A humpback whale song recorded in 2020 at Glacier Bay National Park & Preserve | National Park Service

I'll admit that whale songs—"oooooh," as you imitate them—do not sound like our human songs. There are no beat drops, featured artists, or the dreaded spoken-word voicemail interlude from an artist's girlfriend or grandma. Perhaps this is for the best. And sure, you might find it cringe that whales only sing a cappella. But what sorts of instruments can one play with flippers? Whale songs might not sound like symphonies to our ears, but we, of course, are not the intended recipients of their songs. To a whale, another whale's song might indeed sound like a symphony, an aria, or even the whistle notes in a Mariah Carey performance. Who can forget the time when Mariah Carey sang a whistle note to a dolphin and the dolphin flipped out! Perhaps she is the only one among us who can sing to marine mammals on their level.

What would a whale think of "Bad Guy"? What would a whale think of "When the Party's Over?" We cannot know until we play your discography to a patient pod, but I would hope the whales would listen with open minds and hearts to your "noises." As a writer, there are many books that I do not like, books that I hate, and even books that I believe should never have been written. But I would never stoop to call the collected literature of humankind "scribblings" or "scrawlings" or even "the careless and inconsequential doodlings of a madman." I would never do that.

In fact, the humpback whales Roger Payne encountered released an album! 1970's Songs of the Humpback Whale, had five tracks, totaled 34 minutes, and sold more than 125,000 copies, which was quite impressive for a nature album at the time. The album and its cetacean vocalists were snubbed at that year's Grammys, which seems increasingly like the mark of a superior artist. Payne's album helped turn the public's attention toward commercial whaling, which was devastating many species and pushed some populations toward extinction. An excerpt from one whale's song was even chosen for the Voyager Gold Record, where it now hurtles through interstellar space. In 1978, Kate Bush sampled a whale song in her debut album The Kick Inside, an honor for any musician!

Perhaps what you most find creepy about whales is not their size, or even their noise, but the unknowable wisdom they hold behind their eyes, both like and unlike our own. It is only human to fear the great unknown. Your debut album, When We All Fall Asleep, Where Do We Go?, which you say was inspired by lucid dreaming and nightmares, debuted at No. 1 on the charts. You may be interested to learn that when whales fall asleep, they stay suspended in one place underwater. Sperm whales will take group naps in the open ocean, where all the whales point, nose-up, to the surface. They can only sleep for about 20 minutes before they need to breathe, at which point they'll rise to gulp in air and descend to fall asleep again.

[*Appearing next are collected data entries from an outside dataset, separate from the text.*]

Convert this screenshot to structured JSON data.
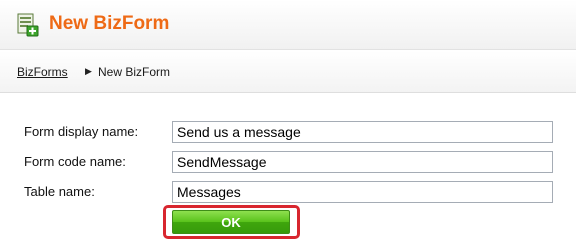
{
  "header": {
    "title": "New BizForm",
    "icon": "form-add-icon",
    "title_color": "#ee6a16"
  },
  "breadcrumb": {
    "parent": "BizForms",
    "current": "New BizForm",
    "separator_icon": "triangle-right-icon"
  },
  "form": {
    "display_name": {
      "label": "Form display name:",
      "value": "Send us a message"
    },
    "code_name": {
      "label": "Form code name:",
      "value": "SendMessage"
    },
    "table_name": {
      "label": "Table name:",
      "value": "Messages"
    }
  },
  "actions": {
    "ok_label": "OK",
    "ok_color": "#4fb516",
    "highlight_color": "#d8262f"
  }
}
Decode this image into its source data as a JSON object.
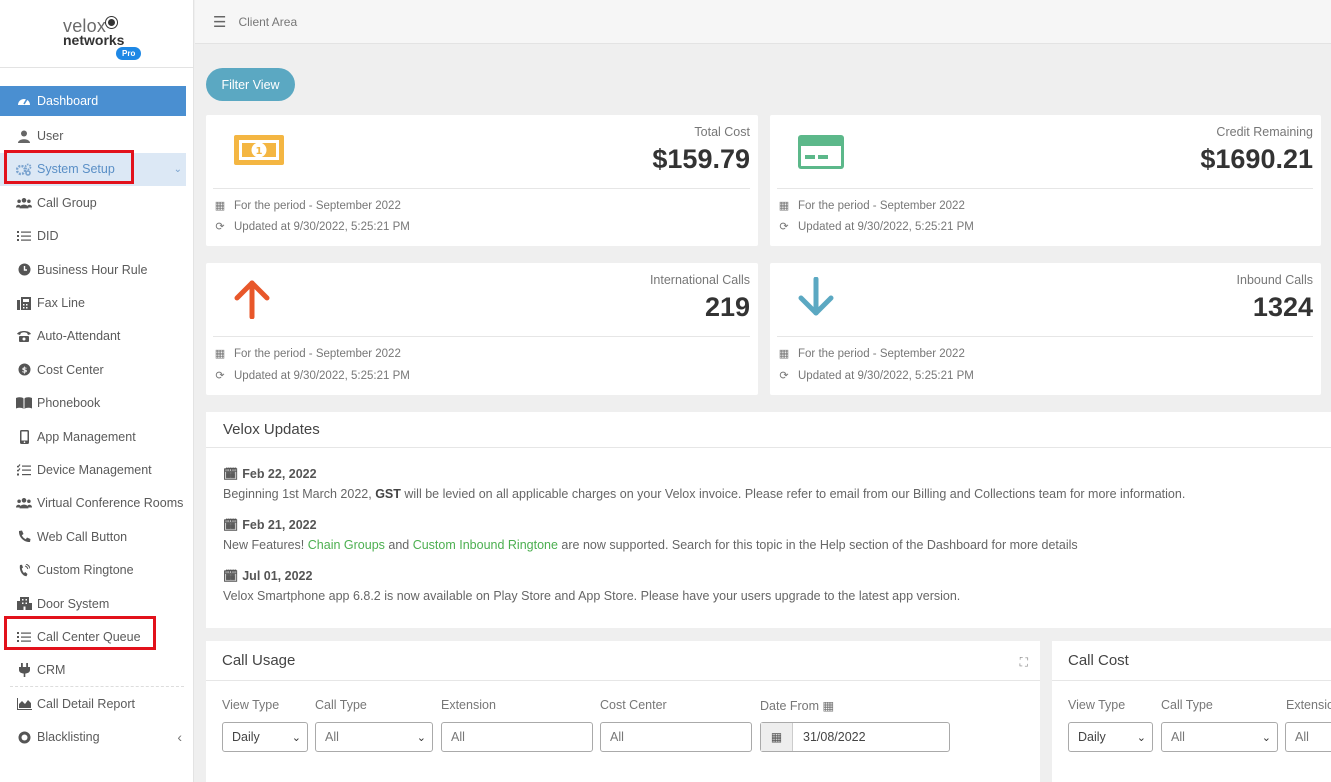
{
  "logo": {
    "line1": "velox",
    "line2": "networks",
    "badge": "Pro"
  },
  "sidebar": {
    "items": [
      {
        "label": "Dashboard",
        "icon": "dashboard-gauge-icon"
      },
      {
        "label": "User",
        "icon": "user-icon"
      },
      {
        "label": "System Setup",
        "icon": "cogs-icon"
      },
      {
        "label": "Call Group",
        "icon": "users-icon"
      },
      {
        "label": "DID",
        "icon": "list-icon"
      },
      {
        "label": "Business Hour Rule",
        "icon": "clock-icon"
      },
      {
        "label": "Fax Line",
        "icon": "fax-icon"
      },
      {
        "label": "Auto-Attendant",
        "icon": "phone-icon"
      },
      {
        "label": "Cost Center",
        "icon": "coin-icon"
      },
      {
        "label": "Phonebook",
        "icon": "book-icon"
      },
      {
        "label": "App Management",
        "icon": "mobile-icon"
      },
      {
        "label": "Device Management",
        "icon": "tasks-icon"
      },
      {
        "label": "Virtual Conference Rooms",
        "icon": "users-icon"
      },
      {
        "label": "Web Call Button",
        "icon": "phone-handset-icon"
      },
      {
        "label": "Custom Ringtone",
        "icon": "ringtone-icon"
      },
      {
        "label": "Door System",
        "icon": "building-icon"
      },
      {
        "label": "Call Center Queue",
        "icon": "list-icon"
      },
      {
        "label": "CRM",
        "icon": "plug-icon"
      },
      {
        "label": "Call Detail Report",
        "icon": "area-chart-icon"
      },
      {
        "label": "Blacklisting",
        "icon": "ban-icon"
      }
    ]
  },
  "topbar": {
    "title": "Client Area"
  },
  "filter_button": "Filter View",
  "cards": [
    {
      "label": "Total Cost",
      "value": "$159.79",
      "period": "For the period - September 2022",
      "updated": "Updated at 9/30/2022, 5:25:21 PM",
      "icon": "money-bill-icon",
      "color": "#f4b642"
    },
    {
      "label": "Credit Remaining",
      "value": "$1690.21",
      "period": "For the period - September 2022",
      "updated": "Updated at 9/30/2022, 5:25:21 PM",
      "icon": "credit-card-icon",
      "color": "#5cb88a"
    },
    {
      "label": "International Calls",
      "value": "219",
      "period": "For the period - September 2022",
      "updated": "Updated at 9/30/2022, 5:25:21 PM",
      "icon": "arrow-up-icon",
      "color": "#e8572a"
    },
    {
      "label": "Inbound Calls",
      "value": "1324",
      "period": "For the period - September 2022",
      "updated": "Updated at 9/30/2022, 5:25:21 PM",
      "icon": "arrow-down-icon",
      "color": "#5ba8c2"
    }
  ],
  "updates": {
    "title": "Velox Updates",
    "entries": [
      {
        "date": "Feb 22, 2022",
        "t1": "Beginning 1st March 2022, ",
        "b1": "GST",
        "t2": " will be levied on all applicable charges on your Velox invoice. Please refer to email from our Billing and Collections team for more information."
      },
      {
        "date": "Feb 21, 2022",
        "t1": "New Features! ",
        "g1": "Chain Groups",
        "t2": " and ",
        "g2": "Custom Inbound Ringtone",
        "t3": " are now supported. Search for this topic in the Help section of the Dashboard for more details"
      },
      {
        "date": "Jul 01, 2022",
        "t1": "Velox Smartphone app 6.8.2 is now available on Play Store and App Store. Please have your users upgrade to the latest app version."
      }
    ]
  },
  "call_usage": {
    "title": "Call Usage",
    "labels": {
      "view_type": "View Type",
      "call_type": "Call Type",
      "extension": "Extension",
      "cost_center": "Cost Center",
      "date_from": "Date From"
    },
    "view_type": "Daily",
    "call_type": "All",
    "extension_placeholder": "All",
    "cost_center_placeholder": "All",
    "date_from": "31/08/2022"
  },
  "call_cost": {
    "title": "Call Cost",
    "labels": {
      "view_type": "View Type",
      "call_type": "Call Type",
      "extension": "Extensio"
    },
    "view_type": "Daily",
    "call_type": "All",
    "extension_placeholder": "All"
  }
}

We are all mammals here, after all, so it's possible that whales understand you better than you think. In your Rolling Stone interview, you said you submerged yourself at the bottom of a pool on a cold February afternoon to shoot the cover of your new album. After six hours diving in and out of the water, you spent 20 minutes blowing your nose in the trailer. “It was just white snot blowing out, as if my insides were made of white goo,” you told the writer. Is it the spouting whale you fear, Billie Eilish, or yourself? I invite you to, like Beyoncé, open your eyes, and your ears, to the grandeur, the spectacle, and the mystical wonder of whales. Let your heart, and your music, be changed by whales and their songs. Let the whale you fear become a muse you love! Waaaooooaoooh! Arrrooooooeeeeeao! Whuuuuummmpwhuuuumpwhuuump!